L’article 8.2 de la directive pose le principe d’une rémunération équitable et unique versée par l’utilisateur lorsqu’un phonogramme publié à des fins de commerce ou une reproduction de ce phonogramme est utilisé pour une radiodiffusion par le moyen des ondes radioélectriques ou pour une communication quelconque au public. Cet article ne contient pas de dispositions instaurant des modalités impératives sur le mode de perception de la rémunération équitable, laissant dès lors aux États membres, la liberté de mettre en oeuvre au niveau national le dispositif pour lequel ils auront opté, notamment la gestion collective obligatoire, comme l’a fait la France par la loi du 3 juillet 1985. L’objectif de la directive est de permettre d’atteindre un équilibre adéquat entre l’intérêt des artistes interprètes ou exécutants et des producteurs de phonogrammes à percevoir une rémunération au titre de la radiodiffusion d’un phonogramme déterminé et l’intérêt des tiers à pouvoir radiodiffuser ce phonogramme dans des conditions raisonnables.
Si le législateur européen avait souhaité qu’une gestion collective de la rémunération pouvait être impérative, il l’aurait explicitement prévu dans la directive 2006/115, comme il l’a fait par exemple dans l’article 9 de la directive 93/83 relative à la coordination de certaines règles du droit d’auteur applicables à la radiodiffusion par satellite et à la retransmission par câble.
De surcroît, la directive précise en son considérant n° 2 « qu’il appartient normalement au titulaire de droits de choisir entre la gestion individuelle ou collective de ses droits à moins que les États membres n’en disposent autrement conformément au droit de l’Union ».

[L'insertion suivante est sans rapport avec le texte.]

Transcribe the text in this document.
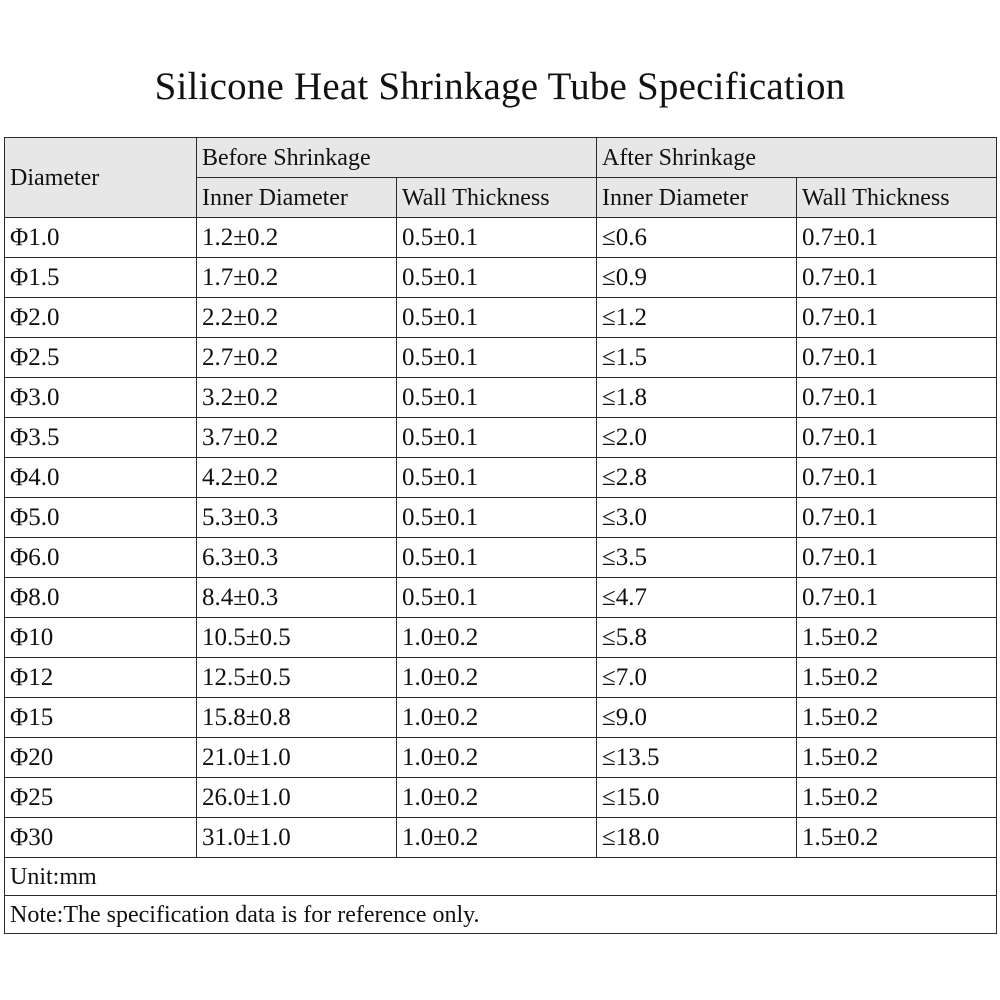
Silicone Heat Shrinkage Tube Specification
Diameter	Before Shrinkage		After Shrinkage	
	Inner Diameter	Wall Thickness	Inner Diameter	Wall Thickness
Φ1.0	1.2±0.2	0.5±0.1	≤0.6	0.7±0.1
Φ1.5	1.7±0.2	0.5±0.1	≤0.9	0.7±0.1
Φ2.0	2.2±0.2	0.5±0.1	≤1.2	0.7±0.1
Φ2.5	2.7±0.2	0.5±0.1	≤1.5	0.7±0.1
Φ3.0	3.2±0.2	0.5±0.1	≤1.8	0.7±0.1
Φ3.5	3.7±0.2	0.5±0.1	≤2.0	0.7±0.1
Φ4.0	4.2±0.2	0.5±0.1	≤2.8	0.7±0.1
Φ5.0	5.3±0.3	0.5±0.1	≤3.0	0.7±0.1
Φ6.0	6.3±0.3	0.5±0.1	≤3.5	0.7±0.1
Φ8.0	8.4±0.3	0.5±0.1	≤4.7	0.7±0.1
Φ10	10.5±0.5	1.0±0.2	≤5.8	1.5±0.2
Φ12	12.5±0.5	1.0±0.2	≤7.0	1.5±0.2
Φ15	15.8±0.8	1.0±0.2	≤9.0	1.5±0.2
Φ20	21.0±1.0	1.0±0.2	≤13.5	1.5±0.2
Φ25	26.0±1.0	1.0±0.2	≤15.0	1.5±0.2
Φ30	31.0±1.0	1.0±0.2	≤18.0	1.5±0.2
Unit:mm				
Note:The specification data is for reference only.				
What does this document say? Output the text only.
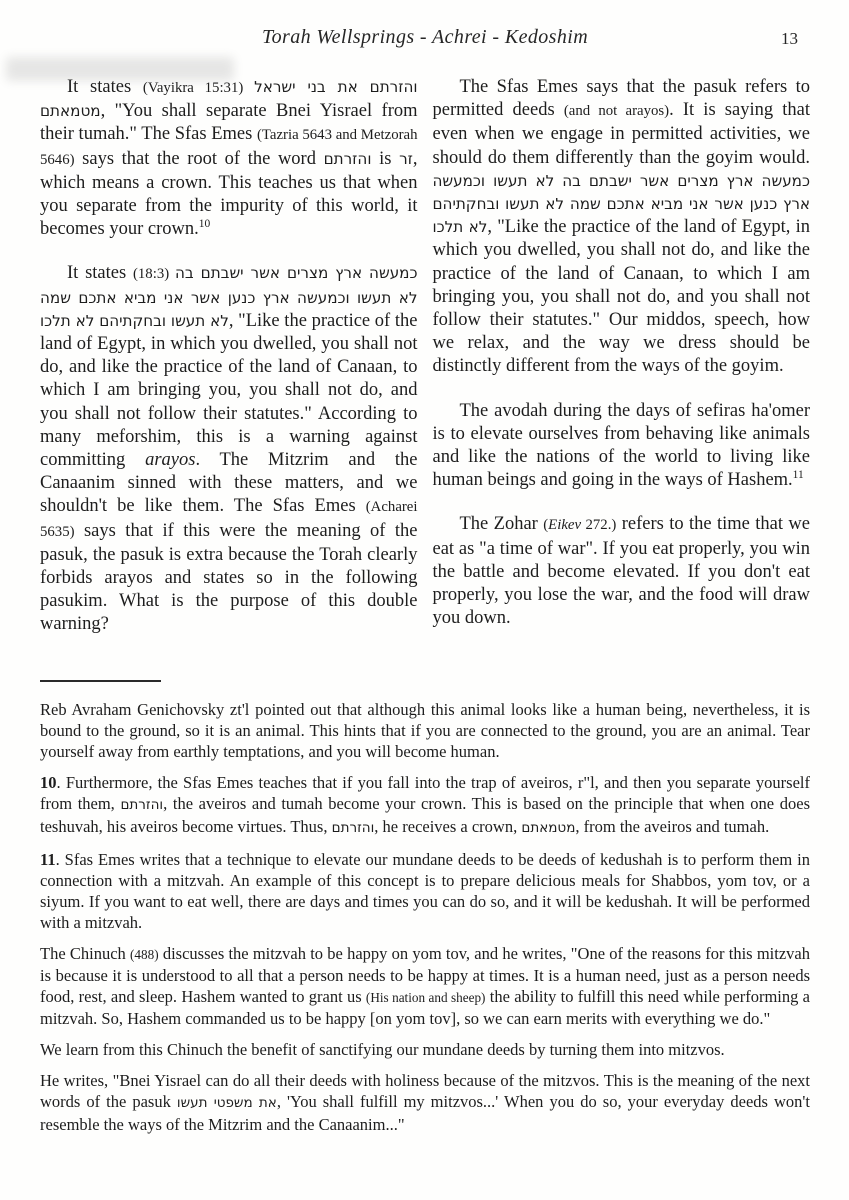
Torah Wellsprings - Achrei - Kedoshim	13
It states (Vayikra 15:31) והזרתם את בני ישראל מטמאתם, "You shall separate Bnei Yisrael from their tumah." The Sfas Emes (Tazria 5643 and Metzorah 5646) says that the root of the word והזרתם is זר, which means a crown. This teaches us that when you separate from the impurity of this world, it becomes your crown.$^{10}$
It states (18:3) כמעשה ארץ מצרים אשר ישבתם בה לא תעשו וכמעשה ארץ כנען אשר אני מביא אתכם שמה לא תעשו ובחקתיהם לא תלכו, "Like the practice of the land of Egypt, in which you dwelled, you shall not do, and like the practice of the land of Canaan, to which I am bringing you, you shall not do, and you shall not follow their statutes." According to many meforshim, this is a warning against committing arayos. The Mitzrim and the Canaanim sinned with these matters, and we shouldn't be like them. The Sfas Emes (Acharei 5635) says that if this were the meaning of the pasuk, the pasuk is extra because the Torah clearly forbids arayos and states so in the following pasukim. What is the purpose of this double warning?
The Sfas Emes says that the pasuk refers to permitted deeds (and not arayos). It is saying that even when we engage in permitted activities, we should do them differently than the goyim would. כמעשה ארץ מצרים אשר ישבתם בה לא תעשו וכמעשה ארץ כנען אשר אני מביא אתכם שמה לא תעשו ובחקתיהם לא תלכו, "Like the practice of the land of Egypt, in which you dwelled, you shall not do, and like the practice of the land of Canaan, to which I am bringing you, you shall not do, and you shall not follow their statutes." Our middos, speech, how we relax, and the way we dress should be distinctly different from the ways of the goyim.
The avodah during the days of sefiras ha'omer is to elevate ourselves from behaving like animals and like the nations of the world to living like human beings and going in the ways of Hashem.$^{11}$
The Zohar (Eikev 272.) refers to the time that we eat as "a time of war". If you eat properly, you win the battle and become elevated. If you don't eat properly, you lose the war, and the food will draw you down.
Reb Avraham Genichovsky zt'l pointed out that although this animal looks like a human being, nevertheless, it is bound to the ground, so it is an animal. This hints that if you are connected to the ground, you are an animal. Tear yourself away from earthly temptations, and you will become human.
10. Furthermore, the Sfas Emes teaches that if you fall into the trap of aveiros, r"l, and then you separate yourself from them, והזרתם, the aveiros and tumah become your crown. This is based on the principle that when one does teshuvah, his aveiros become virtues. Thus, והזרתם, he receives a crown, מטמאתם, from the aveiros and tumah.
11. Sfas Emes writes that a technique to elevate our mundane deeds to be deeds of kedushah is to perform them in connection with a mitzvah. An example of this concept is to prepare delicious meals for Shabbos, yom tov, or a siyum. If you want to eat well, there are days and times you can do so, and it will be kedushah. It will be performed with a mitzvah.
The Chinuch (488) discusses the mitzvah to be happy on yom tov, and he writes, "One of the reasons for this mitzvah is because it is understood to all that a person needs to be happy at times. It is a human need, just as a person needs food, rest, and sleep. Hashem wanted to grant us (His nation and sheep) the ability to fulfill this need while performing a mitzvah. So, Hashem commanded us to be happy [on yom tov], so we can earn merits with everything we do."
We learn from this Chinuch the benefit of sanctifying our mundane deeds by turning them into mitzvos.
He writes, "Bnei Yisrael can do all their deeds with holiness because of the mitzvos. This is the meaning of the next words of the pasuk את משפטי תעשו, 'You shall fulfill my mitzvos...' When you do so, your everyday deeds won't resemble the ways of the Mitzrim and the Canaanim..."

En conséquence, il n’y avait pas lieu d’interroger la CJUE sur l’interprétation d’une disposition qui n’existe pas dans la directive à savoir le mode de gestion du droit à rémunération, la demande de renvoi préjudiciel ne pouvant avoir pour objet de demander à la CJUE s’il y a lieu d’ajouter de nouvelles obligations ou interdictions aux États membres non prévues par la directive.
Comment fonctionne la SPRE ?
Pour rappel, la Société pour la Perception de la Rémunération Équitable de la Communication au Public des Phonogrammes du Commerce (la SPRE) est une société civile de gestion collective chargée de percevoir, sous le contrôle du Ministère de la Culture, la rémunération due aux artistes interprètes et aux producteurs de phonogrammes au titre de l’article L. 214-1 du Code de la propriété intellectuelle. Elle redistribue les sommes collectées entre les sociétés de gestion collective représentant les artistes interprètes (ADAMI et SPEDIDAM) et celles représentant les producteurs (SCPP et SPPF). La SPRE a confié mandat à la SACEM de procéder à la facturation de cette rémunération pour les lieux sonorisés, catégorie dont relevaient les magasins de la société Tapis Saint Maclou. Les sociétés de gestion collective ADAMI et SPEDIDAM sont chargées du reversement de ces rémunérations à leurs bénéficiaires.